Download Free Core Heatup And Fission Product Release From An Htgr Core In An Lofc Accident Book in PDF and EPUB Free Download. You can read online Core Heatup And Fission Product Release From An Htgr Core In An Lofc Accident and write the review.

The AYERM code is a computer program which has been developed for the high-temperature gas-cooled reactor (HTGR) safety research program. It is a conjunction of the heat conduction code, AYER, and a set of special subroutines. This modified AYER code can predict the time-dependent release of volatile fission products from a reactor core during a hypothetical loss-of-forced-circulation (LOFC) accident. The computation scheme is based on the finite element method. The function of the AYER code is to compute the temperature distribution and the temperature history of a reactor during an LOFC accident. The subroutines perform two functions. One group of the subroutines provides the essential input data, such as the properties, configuration, initial and boundary conditions, etc., of the reactor core. The other group combines the computed instant local temperature with the fuel model parameters (i.e., the decay and release constants, and the irradiation history of the fuel) to perform the fission product release calculations.
The design features of the modular high-temperature gas-cooled reactor (HTGR) have the potential to make it essentially invulnerable to damage from postulated core heatup accidents. Simulations of long-term loss-of-forced-convection (LOFC) accidents, both with and without depressurization of the primary coolant and with only passive cooling available to remove afterheat, have shown that maximum core temperatures stay below the point at which fuel failures and fission product releases are expected. Sensitivity studies also have been done to determine the effects of errors in the predictions due both to uncertainties in the modeling and to the assumptions about operational parameters. 4 refs., 5 figs.
The release of fission products from failed fuel particles was measured under simulated accident (core heatup) conditions. A generic model and specific model parameters that describe delayed fission product release from the kernels of failed HTGR fuel particles were developed from the experimental results. The release of fission products was measured from laser-failed BISO ThO2 and highly enriched (HEU) TRISO UC2 particles that had been irradiated to a range of kernel burnups. The burnups were 0.25, 1.4, and 15.7% FIMA for ThO2 particles and 23.5 and 74% FIMA for UC2 particles. The fission products measured were nuclides of xenon, iodine, krypton, tellurium, and cesium.

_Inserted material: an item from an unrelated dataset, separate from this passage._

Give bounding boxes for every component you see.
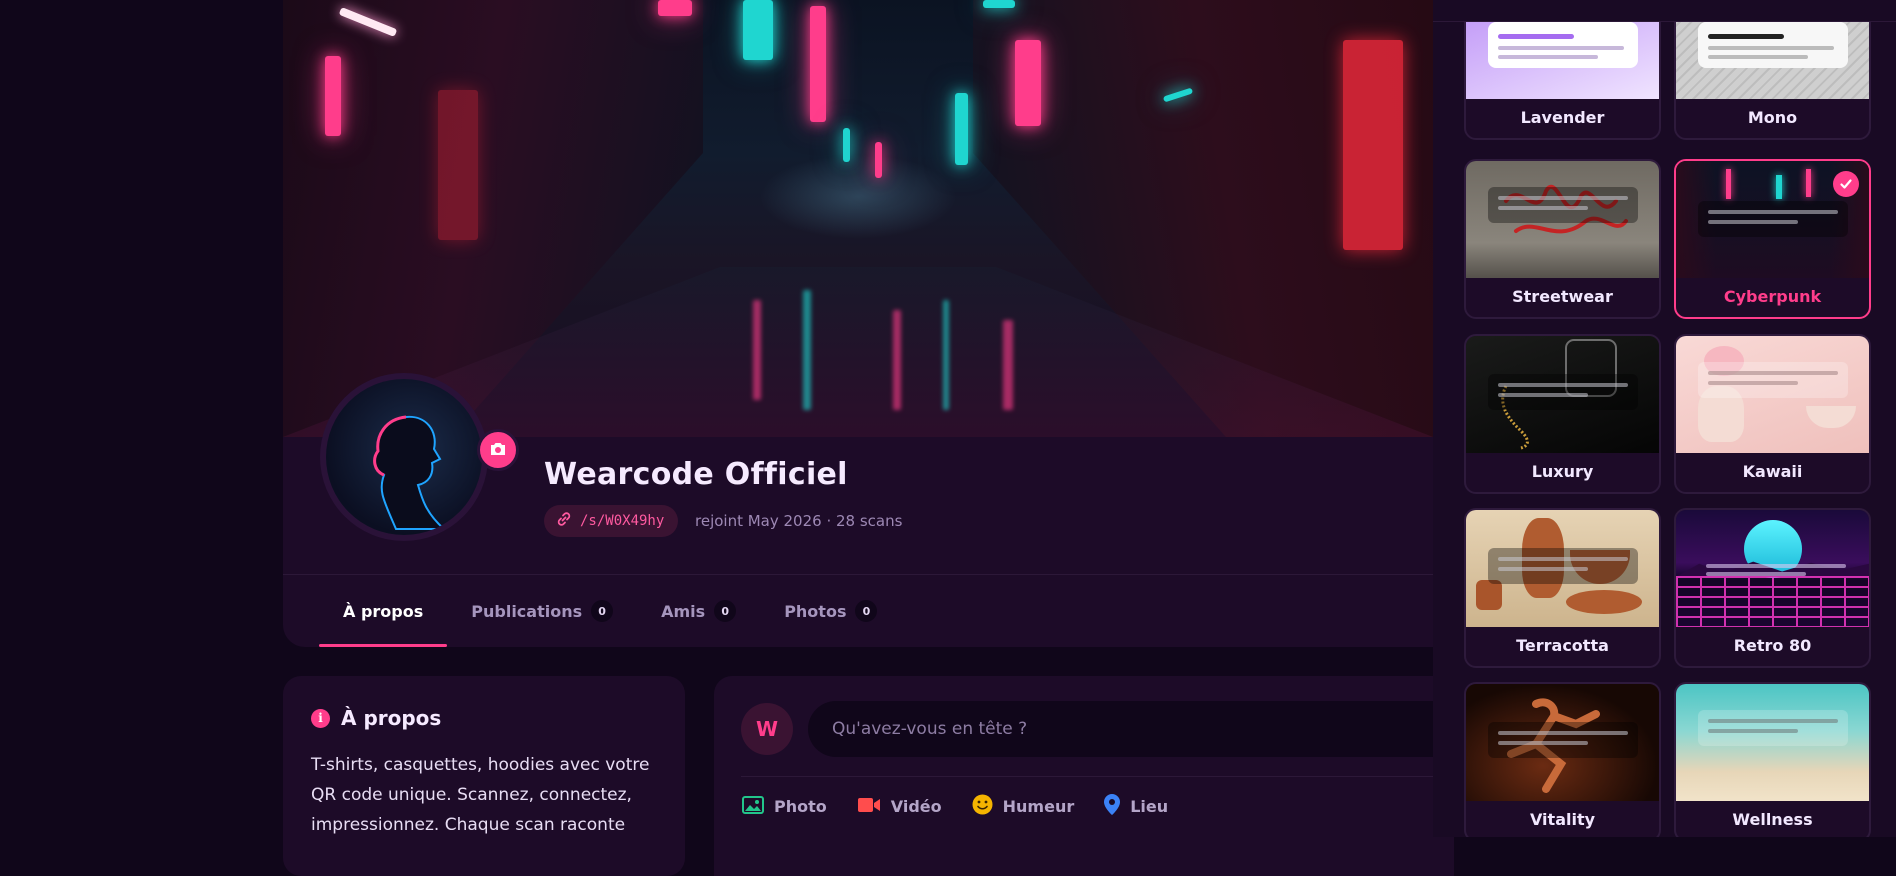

A study was performed to provide a description of the release of fission products from failed fuel particles during a core heatup event in an HTGR. The need for this study was established in the Accident Initiation and Progression Analysis program. The release of fission products was measured from laser-failed BISO ThO2, TRISO UC2, and weak acid resin (WAR) particles over a range of burnups. The burnups were 0.25, 1.4 and 15.7% FIMA for ThO2 particles, 23.5 and 74% FIMA for UC2 particles, and 60% FIMA for WAR particles. The fission products measured were nuclides of xenon, iodine, krypton, tellurium, and cesium. Two types of experiments were performed: isothermal and temperature rise experiments. The range of the temperatures was from 1200° to 2300°C. In the temperature rise experiments, the heating rates were between 50° and 450°C/h.
The inventories of fission products in a gas-cooled reactor under accident and normal steady state conditions are time and temperature dependent. To obtain a reasonable estimate of these inventories it is necessary to consider fuel failure, a temperature dependent variable, and radioactive decay, a time dependent variable. Using arbitrary radioactive decay chains and published fuel failure models for the High Temperature Gas-Cooled Reactor (HTGR), methods have been developed to evaluate the release of fission products during the Loss of Forced Circulation (LOFC) accident and the circulating and plateout fission product inventories during steady state non-accident operation. The LARC-2 model presented here neglects the time delays in the release from the HTGR due to diffusion of fission products from particles in the fuel rod through the graphite matrix. It also neglects the adsorption and evaporation process of metallics at the fuel rod-graphite and graphite-coolant hole interfaces. Any time delay due to the finite time of transport of fission products by convection through the coolant to the outside of the prestressed concrete reactor vessel (PCRV) is also neglected. This model assumes that all fission products released from fuel particles are immediately deposited outside the PCRV with no time delay.